Sometimes the IRS assesses your taxes after an audit in which it does not agree with portions of the tax return, most often because you miscalculated the amount owed. The IRS has 10 years from the date of assessment to collect the taxes owed, although you may be able to extend the statute of limitations.
If the IRS determines that you owe the government money, you will receive a notice of assessment that asks you to pay your tax bill. If you fail to pay it within 30 days, you will receive another notice. If you still do not pay, you will continue receiving these notices until you finally receive a Final Intent to Levy notice. This notice tells you that the IRS is issuing a levy against your state tax refund because you have a balance due.
If you do not immediately pay this amount or appeal the amount of taxes that you owe, the IRS will begin searching for other assets on which to place a levy. The IRS will likely place a lien against you. This means it can legally seize your property to satisfy your debt by garnishing your wages, levying your bank accounts or taking other measures.
Below are three options to resolve your tax debt and avoid a lien or levy from the IRS.
Establish an installment arrangement
The most common way to address your tax debt is to ask for an installment arrangement. This is a repayment plan for up to 72 months or until your tax debt is paid off. You can file a Form 9465 with the IRS to request an installment arrangement.
Be aware that penalties and interest accrue while you pay off the debt. It is better to take larger payments over a shorter span than 72 months to eliminate your balance.
One term of the installment arrangement is that you promise to file your tax returns and pay any associated debts on time. Failure to do so will nullify your agreement. An installment arrangement also extends the statute of limitations for the IRS to collect on your debt by two years.
Receiving ‘Currently Non-Collectible’ Status
If you are granted currently non-collectible (CNC) status, all IRS collection actions will stop. For example, the agency will not be allowed to file a lien against you.
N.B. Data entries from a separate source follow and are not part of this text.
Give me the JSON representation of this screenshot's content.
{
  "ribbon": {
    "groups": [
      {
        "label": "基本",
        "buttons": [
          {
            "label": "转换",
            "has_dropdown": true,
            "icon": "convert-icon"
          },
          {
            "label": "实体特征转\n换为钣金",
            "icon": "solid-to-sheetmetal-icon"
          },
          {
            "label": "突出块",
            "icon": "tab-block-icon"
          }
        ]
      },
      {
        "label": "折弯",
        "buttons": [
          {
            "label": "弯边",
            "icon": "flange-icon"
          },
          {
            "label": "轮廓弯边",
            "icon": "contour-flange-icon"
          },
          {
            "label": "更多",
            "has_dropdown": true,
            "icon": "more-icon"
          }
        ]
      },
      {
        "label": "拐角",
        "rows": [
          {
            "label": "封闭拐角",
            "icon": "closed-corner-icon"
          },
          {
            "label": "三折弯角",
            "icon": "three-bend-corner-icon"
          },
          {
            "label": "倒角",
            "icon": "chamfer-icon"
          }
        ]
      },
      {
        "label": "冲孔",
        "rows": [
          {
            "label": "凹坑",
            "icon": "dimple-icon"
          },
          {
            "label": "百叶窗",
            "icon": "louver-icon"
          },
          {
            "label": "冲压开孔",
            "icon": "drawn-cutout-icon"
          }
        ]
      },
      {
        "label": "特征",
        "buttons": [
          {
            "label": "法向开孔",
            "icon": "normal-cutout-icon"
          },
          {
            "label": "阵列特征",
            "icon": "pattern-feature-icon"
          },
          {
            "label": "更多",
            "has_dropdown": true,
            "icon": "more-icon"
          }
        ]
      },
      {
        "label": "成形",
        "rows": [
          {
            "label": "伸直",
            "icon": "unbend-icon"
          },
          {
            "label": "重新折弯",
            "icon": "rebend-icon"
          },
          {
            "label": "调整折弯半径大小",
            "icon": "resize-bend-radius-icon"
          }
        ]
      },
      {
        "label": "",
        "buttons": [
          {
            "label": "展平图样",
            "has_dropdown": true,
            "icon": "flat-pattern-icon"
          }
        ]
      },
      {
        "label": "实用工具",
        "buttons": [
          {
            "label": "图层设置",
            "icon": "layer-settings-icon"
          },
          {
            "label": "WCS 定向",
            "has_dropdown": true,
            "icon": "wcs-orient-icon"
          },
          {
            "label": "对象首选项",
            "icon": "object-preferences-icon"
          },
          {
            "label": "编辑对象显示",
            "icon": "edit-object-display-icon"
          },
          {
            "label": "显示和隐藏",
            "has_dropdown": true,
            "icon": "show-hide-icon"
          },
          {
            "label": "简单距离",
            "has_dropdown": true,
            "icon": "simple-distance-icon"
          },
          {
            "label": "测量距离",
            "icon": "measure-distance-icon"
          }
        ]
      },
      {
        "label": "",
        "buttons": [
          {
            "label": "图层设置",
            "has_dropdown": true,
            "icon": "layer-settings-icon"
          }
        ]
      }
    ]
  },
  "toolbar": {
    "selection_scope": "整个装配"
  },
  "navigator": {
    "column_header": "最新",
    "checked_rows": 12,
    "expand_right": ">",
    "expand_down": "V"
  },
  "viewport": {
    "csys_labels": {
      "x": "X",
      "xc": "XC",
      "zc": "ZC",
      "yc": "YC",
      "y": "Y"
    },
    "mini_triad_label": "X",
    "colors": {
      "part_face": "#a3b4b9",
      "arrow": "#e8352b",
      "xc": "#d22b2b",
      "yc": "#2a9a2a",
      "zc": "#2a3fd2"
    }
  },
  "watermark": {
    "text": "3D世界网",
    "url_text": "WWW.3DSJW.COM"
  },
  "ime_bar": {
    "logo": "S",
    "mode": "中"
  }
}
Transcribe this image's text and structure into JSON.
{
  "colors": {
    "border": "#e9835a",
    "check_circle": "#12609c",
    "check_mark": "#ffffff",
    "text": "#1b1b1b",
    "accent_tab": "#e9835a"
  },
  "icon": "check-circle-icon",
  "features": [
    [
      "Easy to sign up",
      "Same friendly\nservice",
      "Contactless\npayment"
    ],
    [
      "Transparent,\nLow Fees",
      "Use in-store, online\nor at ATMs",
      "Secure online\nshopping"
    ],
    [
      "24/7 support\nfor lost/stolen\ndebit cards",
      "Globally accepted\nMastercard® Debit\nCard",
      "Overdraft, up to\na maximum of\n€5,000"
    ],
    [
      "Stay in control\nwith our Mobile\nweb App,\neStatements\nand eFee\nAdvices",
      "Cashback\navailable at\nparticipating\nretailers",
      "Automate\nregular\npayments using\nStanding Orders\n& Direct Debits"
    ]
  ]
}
You may qualify for CNC status if paying your tax debt would leave you with not enough money to cover your basic needs. Most often, debtors must be out of work or underemployed to be considered CNC. While you are on CNC, the statute continues to run.
CNC status is temporary and the IRS reviews your case every year. If you become ineligible, you will have to make other arrangements to satisfy your tax debt.
Providing an offer in compromise
Depending on your financial circumstances, the IRS might settle your tax debt for less than you owe. This is known as an Offer in Compromise (OIC).
To file for an Offer in Compromise, you file Form 656, which includes Form 433-A (OIC). These forms require you to list all of your assets, including: bank, retirement or brokerage accounts, your home and automobiles and any other assets. It also requires you to list all of your liabilities, income and expenses.
It takes between six months and one year for the IRS to accept OICs. If you request an OIC, your statute of limitations is extended by the amount of time the IRS considers your offer. The IRS offers an online pre-qualifier tool that can give you a better idea of whether or not your offer will be accepted.
If your OIC is accepted, you will pay the amount you proposed in a lump sum or installments. If your offer is denied, the IRS will move to forcibly collect the debt.